Note that in deep Q-learning the ANN structure is slightly different than for SARSA. Only the state is used as input. On the output side one has as many neurons as there are actions. The advantage of this structure is that for getting values for all actions we have to evaluate the ANN only once, saving computation time.

Experience Replay#

Especially for reinforcement learning tasks with continuous state space (autonomous driving, for instance) training samples of neighboring time steps look very similar. But for supervised learning we want to have very different, uncorrelated samples. Else learning progress will be slow.

One solution to this problem is to train several agents in parallel, each in its own environment, but using a common \(Q\) function. Then observations obtained from the agents will be quite different.

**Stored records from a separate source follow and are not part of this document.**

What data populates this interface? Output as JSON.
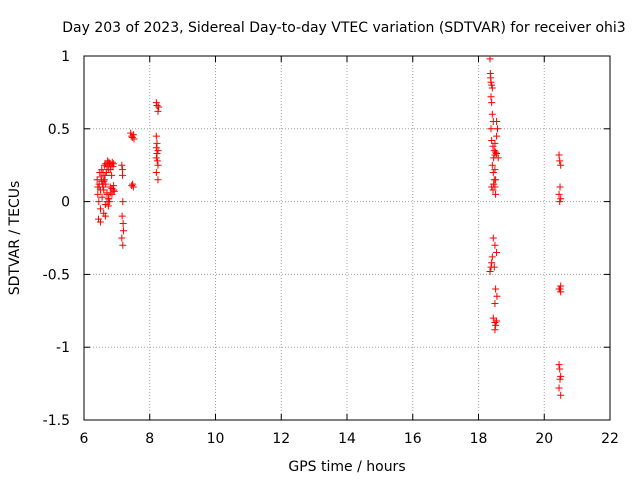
{
  "chart_data": {
    "type": "scatter",
    "title": "Day 203 of 2023, Sidereal Day-to-day VTEC variation (SDTVAR) for receiver ohi3",
    "xlabel": "GPS time / hours",
    "ylabel": "SDTVAR / TECUs",
    "xlim": [
      6,
      22
    ],
    "ylim": [
      -1.5,
      1
    ],
    "xticks": [
      6,
      8,
      10,
      12,
      14,
      16,
      18,
      20,
      22
    ],
    "xtick_labels": [
      "6",
      "8",
      "10",
      "12",
      "14",
      "16",
      "18",
      "20",
      "22"
    ],
    "yticks": [
      -1.5,
      -1,
      -0.5,
      0,
      0.5,
      1
    ],
    "ytick_labels": [
      "-1.5",
      "-1",
      "-0.5",
      "0",
      "0.5",
      "1"
    ],
    "grid": true,
    "marker": "+",
    "colors": {
      "points": "#ff0000",
      "grid": "#a0a0a0",
      "axis": "#000000"
    },
    "series": [
      {
        "name": "SDTVAR",
        "x": [
          6.4,
          6.42,
          6.44,
          6.46,
          6.48,
          6.5,
          6.52,
          6.54,
          6.56,
          6.58,
          6.6,
          6.62,
          6.64,
          6.66,
          6.68,
          6.7,
          6.72,
          6.74,
          6.76,
          6.78,
          6.8,
          6.82,
          6.84,
          6.86,
          6.88,
          6.9,
          6.45,
          6.5,
          6.55,
          6.6,
          6.65,
          6.7,
          6.75,
          6.8,
          6.85,
          6.9,
          6.42,
          6.46,
          6.5,
          6.54,
          6.58,
          6.62,
          6.66,
          6.7,
          6.74,
          6.78,
          6.6,
          6.65,
          6.7,
          6.75,
          6.8,
          6.85,
          6.9,
          6.92,
          7.15,
          7.17,
          7.18,
          7.16,
          7.19,
          7.2,
          7.15,
          7.18,
          7.17,
          7.42,
          7.45,
          7.47,
          7.5,
          7.52,
          7.45,
          7.48,
          7.5,
          8.2,
          8.22,
          8.25,
          8.27,
          8.2,
          8.22,
          8.25,
          8.2,
          8.23,
          8.25,
          8.2,
          8.25,
          8.22,
          8.2,
          18.35,
          18.36,
          18.37,
          18.38,
          18.4,
          18.42,
          18.38,
          18.4,
          18.42,
          18.45,
          18.38,
          18.4,
          18.44,
          18.46,
          18.48,
          18.5,
          18.52,
          18.55,
          18.45,
          18.48,
          18.5,
          18.52,
          18.55,
          18.58,
          18.6,
          18.45,
          18.5,
          18.55,
          18.48,
          18.52,
          18.56,
          18.5,
          18.35,
          18.38,
          18.4,
          18.42,
          18.4,
          18.44,
          18.46,
          18.42,
          18.45,
          18.5,
          18.52,
          18.5,
          18.55,
          18.5,
          18.55,
          18.52,
          18.5,
          20.45,
          20.47,
          20.5,
          20.48,
          20.45,
          20.5,
          20.47,
          20.45,
          20.5,
          20.48,
          20.5,
          20.45,
          20.47,
          20.5,
          20.48,
          20.45,
          20.5
        ],
        "y": [
          0.15,
          0.05,
          -0.12,
          0.1,
          0.2,
          -0.14,
          0.17,
          0.22,
          0.12,
          0.2,
          0.14,
          0.25,
          0.18,
          0.26,
          0.2,
          0.24,
          0.28,
          0.22,
          0.27,
          0.26,
          0.22,
          0.25,
          0.18,
          0.27,
          0.24,
          0.26,
          0.0,
          -0.05,
          0.03,
          0.08,
          -0.02,
          0.06,
          0.02,
          0.1,
          0.05,
          0.08,
          0.1,
          0.12,
          0.08,
          0.14,
          0.1,
          0.15,
          0.12,
          0.05,
          -0.03,
          0.0,
          -0.08,
          -0.1,
          0.0,
          0.02,
          0.06,
          0.09,
          0.11,
          0.07,
          0.25,
          0.22,
          0.0,
          -0.1,
          -0.15,
          -0.2,
          -0.25,
          -0.3,
          0.18,
          0.47,
          0.45,
          0.44,
          0.46,
          0.43,
          0.11,
          0.12,
          0.1,
          0.68,
          0.66,
          0.62,
          0.65,
          0.45,
          0.4,
          0.35,
          0.3,
          0.28,
          0.25,
          0.2,
          0.15,
          0.33,
          0.37,
          0.98,
          0.88,
          0.85,
          0.82,
          0.8,
          0.78,
          0.72,
          0.68,
          0.6,
          0.55,
          0.5,
          0.42,
          0.38,
          0.3,
          0.35,
          0.32,
          0.34,
          0.33,
          0.2,
          0.15,
          0.1,
          0.05,
          0.55,
          0.5,
          0.3,
          -0.25,
          -0.3,
          -0.35,
          -0.45,
          -0.6,
          -0.65,
          -0.7,
          -0.48,
          -0.45,
          -0.42,
          -0.38,
          0.1,
          0.08,
          0.12,
          0.25,
          -0.8,
          -0.83,
          -0.85,
          -0.88,
          -0.82,
          0.4,
          0.45,
          0.15,
          0.22,
          0.32,
          0.28,
          0.25,
          0.1,
          0.05,
          0.02,
          0.0,
          -0.6,
          -0.62,
          -0.6,
          -0.58,
          -1.12,
          -1.15,
          -1.2,
          -1.22,
          -1.28,
          -1.33
        ]
      }
    ]
  }
}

Deep Q-learning follows another approach, known as experience replay. Training samples are kept in memory and are reused many times. On the one hand, this solves the correlation problem to some extent, because older samples will differ from newer samples. On the other hand, reusing training samples increases information gain from explored data. Without experience replay each sample would be used for one gradient step only. With experience replay there will be many gradient steps per sample. In each gradient step we may now provide a batch of samples to the ANN, which significantly increases convergence speed with only little additional computational effort.

Training samples are kept in a fixed-size replay buffer. For each time step we have to store the tuple \((s,a,r,s')\). If the replay buffer is full, the oldest training sample is removed. For each gradient step we take a random batch of samples from the replay buffer.